Statt aller Antwort versetzte Nan dem Geliebten einen scharfen Rippenstoß, und da man an Peggys Wohnung angelangt war, verabschiedete sich diese, und das Brautpaar ging Arm in Arm weiter.

»Tom, du darfst ihr nicht mit Verehrern kommen! Sie hat eine entsetzliche Geschichte hinter sich!«

»Und darum hier?« sagte er mit einem Pfiff.

»Ja. – Was hältst du von ihr?«

»Sieht zart aus und ist, wenn mich nicht alles täuscht, eine Dame.«

»Natürlich, vom Wirbel bis zur Zehe! Findest du sie hübsch?«

»Nein, viel zu elend und verschüchtert. Mag einmal hübsch gewesen sein.«

»Gewesen! Sie ist gerade Zwanzig!«

»Willst du mir einen Bären aufbinden? Seit wann hat ein Mädchen von zwanzig Jahren solche Falten um den Mund?«

»Vor anderthalb Jahren war sie die Dorfschönheit und die Leute kamen von weither zur Kirche, um sie zu sehen.«

»Jetzt würde schwerlich einer deshalb über die Straße gehen.«

* * *

Am Montag früh wurde Fräulein Hayes ins Comptoir gewiesen, wo Herr Preedy, ein vierschrötiger Mann mit vorstehenden Augen und einer nicht zu übersehenden Uhrkette, die »Neue« in Augenschein nahm.

»Fräulein Hayes – eine Freundin von Fräulein Belt?«

Peggy verbeugte sich.

»Scheint ja eine Dame zu sein,« dachte der Dicke bei sich. »Sie wünschen in unserm Haus Verwendung zu finden?«

»Ja,« erklang es leise.

»Schon in Stellung gewesen?«

»Nein, mein Herr, aber ich habe eine gute Erziehung gehabt.«

»Klavierspielen und Singen nützt uns nicht viel, wir brauchen geriebene Verkäuferinnen. Schon früher verkauft?«

»Nur in einem Wohlthätigkeitsbazar.«

»Pah! Wie alt?«

»Im nächsten April werde ich Einundzwanzig.«

– »Sehen aus wie Fünfundzwanzig. Nun, wir wollen den Versuch machen. Fräulein Belt steht für Ihre Unbescholtenheit ein? ...«

Peggy wurde glühend rot. – Konnte man sie, die ihres Mannes Frau nicht gewesen war, unbescholten nennen? Zum Glück deutete der Gestrenge ihr Erröten nicht als Schuldbewußtsein, sondern als Empfindlichkeit.

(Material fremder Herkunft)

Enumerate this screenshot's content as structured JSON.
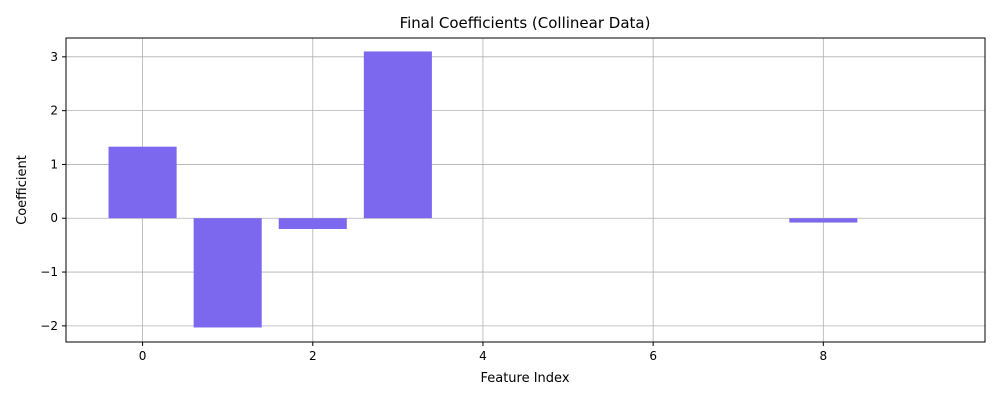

»Nun, nun,« sagte er beschwichtigend. »Melden Sie sich bei Fräulein Scott in der Blumenabteilung, die wird Sie einleiten. Es wird Ihnen bekannt sein, daß der Anfangsgehalt sechzehn Pfund im Jahr beträgt mit freier Station? Fräulein Hayes – Vorname?« fragte er, eine Feder ergreifend.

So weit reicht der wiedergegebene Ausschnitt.